Japanese Prime Minister Junichiro Koizumi says he will unveil proposals for revising the country's pacifist constitution later in the year.

Japan's constitution has not been changed since it was drafted by the United States after World War II.

It renounces the use of force to resolve international disputes and limits Japan's military to defensive operations.

The Government wants Japan to play a greater role in world affairs and is keen to revise the constitution.

Mr Koizumi says he will release some proposals for change in the second half of the year, although he does not expect any actual revisions will be made for at least two years.

It is an extremely sensitive issue, inside Japan and outside it.

Countries such as China and South Korea are worried about a revival of Japanese militarism.

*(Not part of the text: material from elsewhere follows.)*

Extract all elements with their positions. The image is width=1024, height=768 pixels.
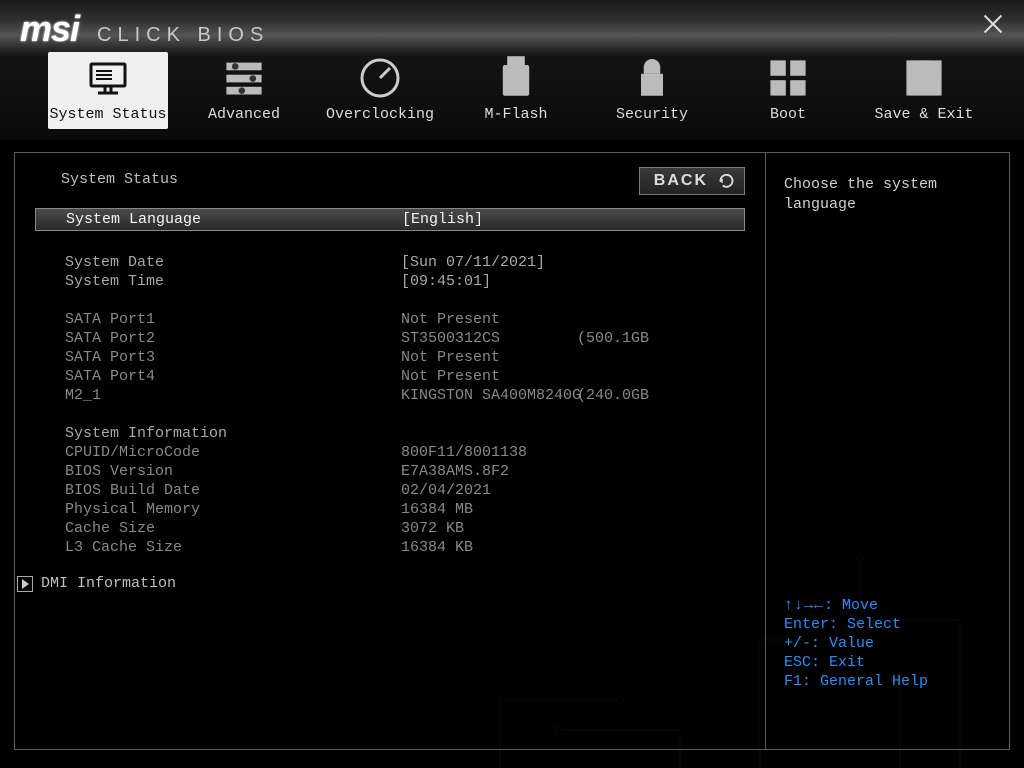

China and South Korea may be worried about it (and many Japanese are as well), but the reemergence of Japan as a military power, and perhaps even superpower, is something we should welcome.

Strategically, it makes perfect sense. We need to be fast and fleet militarily, but maintaining large permanent forces overseas is incredibly expensive. There is also, of course, the principle. Japan can easily afford to defend itself, and there is a need for a military counterpoint to North Korea, and possibly China, in the future.

There were two strains of thought on Japanese militarism from the Japanese that I discussed it with when I lived there. Predominantly, women were against the reformation of a strong Japanese military. Many think it's a macho waste of money, and that it will only bring eventual war to Japan. While I lived there, North Korea tested a two-stage missile by firing it over Japan (into Japanese airspace). They said it was an accident. It was no accident. When I asked the more pacifist Japanese about this incident, the reaction was generally, "But they didn't hit us, did they?" They apparently did not care about the provocative nature of the launch and it's obvious implications.

The other type were typically middle-aged or older Japanese men. They thought Japan had lost its spine. They thought it was humiliating for the US to continually have to base soldiers there, with all of it's attendant problems (American GIs occasionally committing violent crimes, such as rape). They lamented the soft, passive nature of young Japanese men. But aren't you worried that something like WWII might happen all over again? I asked them. Was the Japanese culture, with its strict hierarchical society, its reverence for authority, its disciplined single-mindedness, inherently susceptible to the militaristic abuse of power? We're not like that anymore, they'd say. We've learned our lessons.

And maybe they're right. Japan is now a fairly mature democracy, mitigating the risk of lapsing into a militaristic police state. That's not to say it couldn't happen, and couldn't happen here, too. But it's a risk the Japanese should be willing to take, for their sakes, and ours.